In the aftermath of Trump’s missile attacks, peace in Syria looks further away than ever
Trump’s attack on the Shayrat airbase in Syria has received plaudits from western politicians and commentators across the board.
Liberal pundits, who had nothing but contempt for Trump days ago, are suddenly more respectful after this show of lethal force, even though most would probably accept The Guardian’s Jonathan Freedland’s caveat that despite this virtuous show of violence, Trump is still not to be wholly trusted.
The liberals pleasure at the proof of Trump’s attack capabilities is felt even more keenly by the US foreign policy establishment, all strands of which are overjoyed that the President has shown first that he is prepared to take the US back onto the attack, and second that he is coming back under their control. In the words of former NATO commander James Statidiris:
“With this tactically sound, professionally executed strike in response to significant human rights violations, President Trump shows above all that he is willing and able to take advice from the first-class national security team that he has assembled.”
The argument, if that is not too strong a word, most widely used to justify the attack is that it will have a deterrent effect on President Assad and so reduce the likelihood of further atrocities. It therefore apparently represents some kind of limited progress for Syrian people.
The chemical attack at Khan Sheikhoun was horrific, and outrage is the only human reaction. But the question is, has Trump’s response really helped to limit future killing? Events since have proved the hollowness of this claim. Apart from the fact that the attack will have caused its own horrors – the Syrian government claims nine civilians have been killed – it has demonstrably escalated tensions in Syria. The Russians, for example, have responded by moving to beef up Syria’s air defence systems and upgrade their ability to bring down fighter planes. They have also apparently redirected a Black Sea Frigate armed with cruise missiles to the Syrian port of Tartus. Interventionists on all sides have been emboldened. Inside Syria, calls for more Western intervention against Assad are being made with renewed vigour. In the US, Hilary Clinton is following up recent calls for a no-fly zone and attacks on all of Assad’s airbases with a demand for ‘a broader strategy to end Syria’s civil war’.
This atmosphere is almost certain to lead to an intensification of the fighting, leading of course in turn to many many more civilian deaths. Crucially, it also makes an effective political process – the only possible path to peace – ever more remote. Hundreds of thousands of people have been killed in this desperate war. In so far as it has had an impact on the Syrian situation, Trump’s attack can only have deepened and prolonged the terrible tragedy of the Syrian people.
But the attack raises wider questions, ignored by the liberals.
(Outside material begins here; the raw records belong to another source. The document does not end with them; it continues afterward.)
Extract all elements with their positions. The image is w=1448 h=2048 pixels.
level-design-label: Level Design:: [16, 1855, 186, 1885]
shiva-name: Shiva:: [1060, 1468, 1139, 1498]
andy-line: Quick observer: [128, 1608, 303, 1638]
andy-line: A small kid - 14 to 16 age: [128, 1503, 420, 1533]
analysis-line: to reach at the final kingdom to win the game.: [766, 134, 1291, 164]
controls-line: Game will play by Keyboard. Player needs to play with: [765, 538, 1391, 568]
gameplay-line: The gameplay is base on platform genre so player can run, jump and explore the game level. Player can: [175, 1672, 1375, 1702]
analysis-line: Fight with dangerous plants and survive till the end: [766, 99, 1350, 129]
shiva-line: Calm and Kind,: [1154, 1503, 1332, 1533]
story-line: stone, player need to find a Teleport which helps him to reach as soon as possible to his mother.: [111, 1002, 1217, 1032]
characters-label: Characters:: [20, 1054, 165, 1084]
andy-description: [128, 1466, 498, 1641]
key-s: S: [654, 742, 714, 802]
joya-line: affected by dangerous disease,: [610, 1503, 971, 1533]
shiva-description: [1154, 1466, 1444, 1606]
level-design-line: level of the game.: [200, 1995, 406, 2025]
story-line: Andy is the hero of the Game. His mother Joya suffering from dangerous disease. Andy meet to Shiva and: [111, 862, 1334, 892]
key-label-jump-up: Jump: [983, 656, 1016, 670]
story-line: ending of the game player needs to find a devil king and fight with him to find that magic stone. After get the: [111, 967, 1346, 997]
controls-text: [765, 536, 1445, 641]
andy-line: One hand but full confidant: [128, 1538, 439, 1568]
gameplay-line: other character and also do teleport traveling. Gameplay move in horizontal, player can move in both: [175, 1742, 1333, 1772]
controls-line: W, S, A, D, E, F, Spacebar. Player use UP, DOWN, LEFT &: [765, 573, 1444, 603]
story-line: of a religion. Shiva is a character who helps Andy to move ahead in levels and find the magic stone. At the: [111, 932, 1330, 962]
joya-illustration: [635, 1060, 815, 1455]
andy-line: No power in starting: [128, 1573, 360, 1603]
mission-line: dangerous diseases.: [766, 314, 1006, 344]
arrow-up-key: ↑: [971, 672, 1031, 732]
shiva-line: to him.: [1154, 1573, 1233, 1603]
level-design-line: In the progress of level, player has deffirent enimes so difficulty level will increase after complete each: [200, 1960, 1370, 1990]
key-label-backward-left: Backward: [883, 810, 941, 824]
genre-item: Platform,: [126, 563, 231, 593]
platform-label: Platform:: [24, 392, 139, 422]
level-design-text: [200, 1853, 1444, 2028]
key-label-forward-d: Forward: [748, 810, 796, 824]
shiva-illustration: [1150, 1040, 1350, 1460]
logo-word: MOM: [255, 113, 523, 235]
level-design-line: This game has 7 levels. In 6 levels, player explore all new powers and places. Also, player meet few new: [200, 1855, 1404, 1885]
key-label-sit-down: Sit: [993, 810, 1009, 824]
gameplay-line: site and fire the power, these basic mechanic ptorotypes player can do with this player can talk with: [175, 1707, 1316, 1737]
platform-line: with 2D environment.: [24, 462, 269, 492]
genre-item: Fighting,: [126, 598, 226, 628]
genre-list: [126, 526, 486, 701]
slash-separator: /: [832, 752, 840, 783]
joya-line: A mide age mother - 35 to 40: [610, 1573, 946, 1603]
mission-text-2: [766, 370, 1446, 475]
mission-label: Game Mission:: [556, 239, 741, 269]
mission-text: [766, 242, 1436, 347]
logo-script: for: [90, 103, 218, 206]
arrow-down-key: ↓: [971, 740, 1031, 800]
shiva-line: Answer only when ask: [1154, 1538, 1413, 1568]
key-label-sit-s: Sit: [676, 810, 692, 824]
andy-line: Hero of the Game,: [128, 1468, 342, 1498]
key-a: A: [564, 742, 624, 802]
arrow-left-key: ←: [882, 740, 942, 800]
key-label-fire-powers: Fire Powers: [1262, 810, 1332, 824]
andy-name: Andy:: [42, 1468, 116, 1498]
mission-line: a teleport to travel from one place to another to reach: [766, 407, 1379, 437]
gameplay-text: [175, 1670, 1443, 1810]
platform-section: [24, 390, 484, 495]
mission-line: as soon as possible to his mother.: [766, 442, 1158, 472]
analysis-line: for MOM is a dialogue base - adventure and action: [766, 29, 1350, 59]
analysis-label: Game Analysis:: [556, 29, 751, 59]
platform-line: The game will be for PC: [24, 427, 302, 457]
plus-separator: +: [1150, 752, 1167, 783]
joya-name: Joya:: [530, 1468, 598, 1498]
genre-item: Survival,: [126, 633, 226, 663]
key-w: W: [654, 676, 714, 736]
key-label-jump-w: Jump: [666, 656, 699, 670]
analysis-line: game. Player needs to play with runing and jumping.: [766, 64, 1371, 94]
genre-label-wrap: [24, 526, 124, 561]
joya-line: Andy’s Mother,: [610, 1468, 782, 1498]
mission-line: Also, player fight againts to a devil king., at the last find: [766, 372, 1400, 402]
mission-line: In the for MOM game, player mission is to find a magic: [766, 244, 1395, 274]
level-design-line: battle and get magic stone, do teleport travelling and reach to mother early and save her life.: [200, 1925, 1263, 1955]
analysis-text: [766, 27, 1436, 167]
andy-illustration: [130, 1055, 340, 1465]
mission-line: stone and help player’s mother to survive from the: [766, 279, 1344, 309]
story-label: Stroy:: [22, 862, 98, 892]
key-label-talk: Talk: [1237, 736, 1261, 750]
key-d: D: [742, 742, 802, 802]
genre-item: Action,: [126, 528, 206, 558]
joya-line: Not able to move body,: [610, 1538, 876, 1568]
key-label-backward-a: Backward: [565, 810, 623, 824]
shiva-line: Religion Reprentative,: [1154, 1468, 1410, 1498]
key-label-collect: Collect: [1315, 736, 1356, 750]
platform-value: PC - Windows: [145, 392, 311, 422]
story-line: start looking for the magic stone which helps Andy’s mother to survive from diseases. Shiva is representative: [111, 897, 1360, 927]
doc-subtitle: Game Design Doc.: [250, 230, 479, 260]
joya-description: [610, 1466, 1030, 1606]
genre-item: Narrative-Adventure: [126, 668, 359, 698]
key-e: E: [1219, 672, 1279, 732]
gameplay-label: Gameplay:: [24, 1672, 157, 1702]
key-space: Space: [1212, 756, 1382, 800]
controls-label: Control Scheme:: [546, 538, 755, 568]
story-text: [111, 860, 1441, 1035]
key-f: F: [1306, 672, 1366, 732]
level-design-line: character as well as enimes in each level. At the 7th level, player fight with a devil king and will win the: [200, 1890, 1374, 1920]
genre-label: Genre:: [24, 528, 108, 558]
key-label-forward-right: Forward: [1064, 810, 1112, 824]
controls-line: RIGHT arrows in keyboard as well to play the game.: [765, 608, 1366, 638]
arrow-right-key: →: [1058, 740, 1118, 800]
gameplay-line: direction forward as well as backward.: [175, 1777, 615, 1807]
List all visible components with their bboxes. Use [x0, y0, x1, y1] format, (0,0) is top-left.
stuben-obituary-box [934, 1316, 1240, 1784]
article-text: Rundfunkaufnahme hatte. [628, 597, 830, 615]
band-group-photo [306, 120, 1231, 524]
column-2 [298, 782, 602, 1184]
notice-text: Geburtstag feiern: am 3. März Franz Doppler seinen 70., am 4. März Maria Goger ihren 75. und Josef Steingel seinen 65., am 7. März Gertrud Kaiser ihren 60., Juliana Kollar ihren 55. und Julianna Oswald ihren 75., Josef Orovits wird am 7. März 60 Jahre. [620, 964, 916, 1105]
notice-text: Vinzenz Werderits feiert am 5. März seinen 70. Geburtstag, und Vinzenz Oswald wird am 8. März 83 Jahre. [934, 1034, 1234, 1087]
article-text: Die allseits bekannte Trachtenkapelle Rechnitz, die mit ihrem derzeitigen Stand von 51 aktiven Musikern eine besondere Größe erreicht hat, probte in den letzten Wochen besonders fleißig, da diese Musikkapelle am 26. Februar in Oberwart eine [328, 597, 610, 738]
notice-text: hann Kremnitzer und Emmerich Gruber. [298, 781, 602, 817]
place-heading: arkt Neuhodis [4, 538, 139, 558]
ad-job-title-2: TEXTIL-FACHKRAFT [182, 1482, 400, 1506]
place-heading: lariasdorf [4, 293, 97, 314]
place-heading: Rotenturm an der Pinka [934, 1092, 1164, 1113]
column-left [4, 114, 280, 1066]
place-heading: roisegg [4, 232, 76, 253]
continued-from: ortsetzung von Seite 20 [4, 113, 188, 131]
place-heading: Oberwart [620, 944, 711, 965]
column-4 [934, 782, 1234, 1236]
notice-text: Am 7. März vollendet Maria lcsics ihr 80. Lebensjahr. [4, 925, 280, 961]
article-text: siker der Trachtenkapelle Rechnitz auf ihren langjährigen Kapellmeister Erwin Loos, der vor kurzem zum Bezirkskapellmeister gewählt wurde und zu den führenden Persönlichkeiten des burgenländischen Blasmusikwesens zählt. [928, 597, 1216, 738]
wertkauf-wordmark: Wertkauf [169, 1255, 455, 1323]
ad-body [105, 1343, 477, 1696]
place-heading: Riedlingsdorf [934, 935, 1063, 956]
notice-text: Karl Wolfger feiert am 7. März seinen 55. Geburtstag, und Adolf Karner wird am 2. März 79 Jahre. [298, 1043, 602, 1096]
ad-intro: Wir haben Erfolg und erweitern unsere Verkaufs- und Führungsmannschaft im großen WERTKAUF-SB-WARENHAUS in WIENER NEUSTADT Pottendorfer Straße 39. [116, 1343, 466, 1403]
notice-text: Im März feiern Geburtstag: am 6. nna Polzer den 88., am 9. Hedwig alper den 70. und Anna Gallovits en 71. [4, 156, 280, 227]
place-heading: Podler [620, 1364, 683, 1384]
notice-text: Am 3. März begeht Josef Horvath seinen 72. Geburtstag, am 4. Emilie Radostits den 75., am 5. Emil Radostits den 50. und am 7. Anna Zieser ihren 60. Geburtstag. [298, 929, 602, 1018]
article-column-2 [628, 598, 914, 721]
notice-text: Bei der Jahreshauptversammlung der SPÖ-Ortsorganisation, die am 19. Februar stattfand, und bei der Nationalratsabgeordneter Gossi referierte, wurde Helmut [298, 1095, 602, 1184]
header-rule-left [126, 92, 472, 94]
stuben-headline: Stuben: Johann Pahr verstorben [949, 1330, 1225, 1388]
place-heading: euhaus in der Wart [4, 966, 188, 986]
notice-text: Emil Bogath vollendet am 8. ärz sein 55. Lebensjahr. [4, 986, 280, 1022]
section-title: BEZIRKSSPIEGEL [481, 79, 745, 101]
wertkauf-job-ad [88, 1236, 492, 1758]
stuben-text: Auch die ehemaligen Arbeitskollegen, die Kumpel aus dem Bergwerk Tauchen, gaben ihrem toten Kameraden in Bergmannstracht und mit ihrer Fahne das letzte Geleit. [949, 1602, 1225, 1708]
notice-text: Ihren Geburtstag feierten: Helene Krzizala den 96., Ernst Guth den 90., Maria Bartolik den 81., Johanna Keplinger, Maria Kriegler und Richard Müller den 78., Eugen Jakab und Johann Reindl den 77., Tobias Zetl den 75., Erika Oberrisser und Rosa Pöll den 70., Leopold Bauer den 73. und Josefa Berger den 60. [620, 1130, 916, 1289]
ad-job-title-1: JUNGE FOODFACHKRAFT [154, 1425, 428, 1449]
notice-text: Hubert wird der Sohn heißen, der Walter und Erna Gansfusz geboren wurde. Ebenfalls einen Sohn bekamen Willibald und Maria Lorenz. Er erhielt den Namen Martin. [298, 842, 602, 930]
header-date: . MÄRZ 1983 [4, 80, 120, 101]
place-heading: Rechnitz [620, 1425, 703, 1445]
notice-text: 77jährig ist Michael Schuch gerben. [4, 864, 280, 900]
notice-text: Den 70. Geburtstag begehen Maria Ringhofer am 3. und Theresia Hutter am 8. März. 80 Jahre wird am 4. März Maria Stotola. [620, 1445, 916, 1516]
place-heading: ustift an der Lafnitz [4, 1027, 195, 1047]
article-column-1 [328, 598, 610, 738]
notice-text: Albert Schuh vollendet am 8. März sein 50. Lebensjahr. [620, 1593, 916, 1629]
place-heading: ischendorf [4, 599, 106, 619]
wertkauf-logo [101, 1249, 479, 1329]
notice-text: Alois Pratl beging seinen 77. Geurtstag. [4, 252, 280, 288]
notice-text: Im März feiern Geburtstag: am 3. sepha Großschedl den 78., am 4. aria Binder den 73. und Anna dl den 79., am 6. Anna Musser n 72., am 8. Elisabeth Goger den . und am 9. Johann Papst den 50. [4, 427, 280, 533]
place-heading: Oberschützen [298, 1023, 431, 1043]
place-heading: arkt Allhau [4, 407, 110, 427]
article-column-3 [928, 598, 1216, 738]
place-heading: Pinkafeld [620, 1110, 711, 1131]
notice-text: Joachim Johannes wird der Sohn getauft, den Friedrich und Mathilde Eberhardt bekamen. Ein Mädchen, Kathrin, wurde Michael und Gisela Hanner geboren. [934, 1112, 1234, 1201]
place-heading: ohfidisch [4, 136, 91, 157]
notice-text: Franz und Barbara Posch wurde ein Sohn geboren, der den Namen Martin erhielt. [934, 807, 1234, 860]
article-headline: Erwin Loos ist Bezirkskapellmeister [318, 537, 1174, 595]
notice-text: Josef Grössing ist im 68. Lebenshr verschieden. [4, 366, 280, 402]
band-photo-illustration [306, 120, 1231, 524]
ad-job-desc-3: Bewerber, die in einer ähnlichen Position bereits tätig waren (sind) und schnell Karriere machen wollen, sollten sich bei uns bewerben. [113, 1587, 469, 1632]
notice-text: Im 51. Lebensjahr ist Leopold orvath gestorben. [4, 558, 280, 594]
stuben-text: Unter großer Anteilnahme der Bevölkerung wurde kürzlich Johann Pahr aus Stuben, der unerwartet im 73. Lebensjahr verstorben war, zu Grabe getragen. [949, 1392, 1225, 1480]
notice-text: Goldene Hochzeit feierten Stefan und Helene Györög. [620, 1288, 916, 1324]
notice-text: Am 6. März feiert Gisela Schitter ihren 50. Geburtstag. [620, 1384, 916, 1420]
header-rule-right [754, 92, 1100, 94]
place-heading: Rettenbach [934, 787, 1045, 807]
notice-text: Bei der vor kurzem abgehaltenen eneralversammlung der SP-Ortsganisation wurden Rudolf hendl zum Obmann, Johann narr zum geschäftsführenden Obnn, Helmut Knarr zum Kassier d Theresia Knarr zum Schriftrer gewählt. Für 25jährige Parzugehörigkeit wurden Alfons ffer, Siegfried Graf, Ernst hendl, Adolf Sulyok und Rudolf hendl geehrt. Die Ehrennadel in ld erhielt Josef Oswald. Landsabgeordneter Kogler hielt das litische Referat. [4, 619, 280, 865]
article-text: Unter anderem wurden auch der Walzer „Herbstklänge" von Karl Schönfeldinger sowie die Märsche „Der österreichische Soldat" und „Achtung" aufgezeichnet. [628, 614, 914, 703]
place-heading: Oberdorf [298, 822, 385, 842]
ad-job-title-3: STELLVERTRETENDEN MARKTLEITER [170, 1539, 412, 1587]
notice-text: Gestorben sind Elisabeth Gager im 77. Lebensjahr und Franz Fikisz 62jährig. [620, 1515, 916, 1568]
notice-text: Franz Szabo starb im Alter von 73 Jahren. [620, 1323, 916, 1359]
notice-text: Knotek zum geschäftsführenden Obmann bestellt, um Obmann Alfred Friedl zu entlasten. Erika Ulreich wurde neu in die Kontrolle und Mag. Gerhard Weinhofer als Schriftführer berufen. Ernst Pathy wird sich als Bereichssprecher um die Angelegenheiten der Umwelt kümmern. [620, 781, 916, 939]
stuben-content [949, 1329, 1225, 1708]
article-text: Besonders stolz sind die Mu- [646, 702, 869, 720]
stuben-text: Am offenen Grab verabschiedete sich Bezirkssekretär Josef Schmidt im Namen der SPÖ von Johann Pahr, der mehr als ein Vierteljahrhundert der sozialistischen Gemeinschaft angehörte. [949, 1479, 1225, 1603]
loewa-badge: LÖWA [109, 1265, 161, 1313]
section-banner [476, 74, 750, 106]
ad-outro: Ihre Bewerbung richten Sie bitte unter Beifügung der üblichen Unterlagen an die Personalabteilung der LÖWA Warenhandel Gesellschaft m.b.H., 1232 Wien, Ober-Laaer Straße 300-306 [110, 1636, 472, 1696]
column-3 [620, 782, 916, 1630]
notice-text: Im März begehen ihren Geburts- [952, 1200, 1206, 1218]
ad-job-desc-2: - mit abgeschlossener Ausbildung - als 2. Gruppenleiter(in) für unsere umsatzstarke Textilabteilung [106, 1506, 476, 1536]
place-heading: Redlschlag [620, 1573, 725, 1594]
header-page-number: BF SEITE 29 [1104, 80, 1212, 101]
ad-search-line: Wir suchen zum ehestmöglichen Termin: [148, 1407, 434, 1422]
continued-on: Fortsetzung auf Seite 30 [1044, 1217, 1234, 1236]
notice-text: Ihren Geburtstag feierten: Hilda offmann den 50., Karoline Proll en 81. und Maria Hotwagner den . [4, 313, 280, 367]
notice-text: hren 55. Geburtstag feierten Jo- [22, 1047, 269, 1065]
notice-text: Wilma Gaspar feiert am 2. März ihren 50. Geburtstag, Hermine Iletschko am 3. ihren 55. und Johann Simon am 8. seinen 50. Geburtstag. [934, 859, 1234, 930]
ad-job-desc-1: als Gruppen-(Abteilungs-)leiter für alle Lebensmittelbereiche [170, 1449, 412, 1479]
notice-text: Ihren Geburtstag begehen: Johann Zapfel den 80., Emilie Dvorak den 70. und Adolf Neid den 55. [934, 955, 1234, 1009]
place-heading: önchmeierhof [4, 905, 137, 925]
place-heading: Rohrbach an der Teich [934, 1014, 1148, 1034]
No doubt it can partly be explained by considerations of domestic opinion, including a desire to look tougher than Obama and to allay worries about his relationship with Putin. But the fear must be that more fundamentally, this is connected to a broad shift in US foreign policy. In contradiction to Trump’s image as an isolationist, his presidency has been marked by military and rhetorical escalation on many fronts. He has serially provoked China, most recently by his warlike posture to North Korea. He has stepped up US participation in the Saudi war on Yemen, deployed conventional troops in Syria for the first time, ramped up drone attacks across the board, and sharply increased US involvement in the attack on Mosul in Iraq. One of the results has been that according to the Syrian Network for Human Rights, in March for the first time, more civilians caught up in the Syrian conflict were killed by US-led coalitions than by Isis or Russian-led forces.
Washington foreign policy insiders are cock-a-hoop because for them the missile attack suggests Trump is putting the last vestiges of isolationism and ambiguities about Putin behind him. In the run up to the last election, whatever the different nuances, there was unanimity in the US ‘defence’ community that Obama’s war on terror lite had been a failure and the country needed to take up more offensive stances. Now it looks like the President is fully on board.
This doesn’t mean there will be immediate follow ups to last Thursday’s missile attack. Syria is a quagmire and there are no easy options for the US. Nor does it mean that Trump’s unpredictability has been overcome. Liberal applause for the attack on the Shayrat airbase is particularly contemptible and irresponsible because the attack was ordered by probably the most xenophobic and crazed president in US history. But it does look as if we are entering a worst case scenario, in which a more aggressive foreign policy posture is being fronted up by an impetuous bigot who enjoys shooting from the hip.
The final reason for concern is what this means for geopolitics more broadly and how this impacts on Syria and the Middle East. Those who supported last Thursday’s strike are blithely ignoring the fact that it brought us one big step nearer to confrontation between nuclear armed great powers. Russian Prime Minister Dmitry Medvedev was no doubt pushing a point when he said the attack took US force “within an inch” of military clashes with the Russians. But does anyone in their right mind wanted to be reading those kind of quotes in their news feed? And it is clear the tensions are frighteningly real. The suspension of the pact to coordinate air operations sounds technical but its real meaning is that Russian and US forces are now fighting in Syria with more and more conflicting aims, no agreed terms of engagement and no official channels of communication.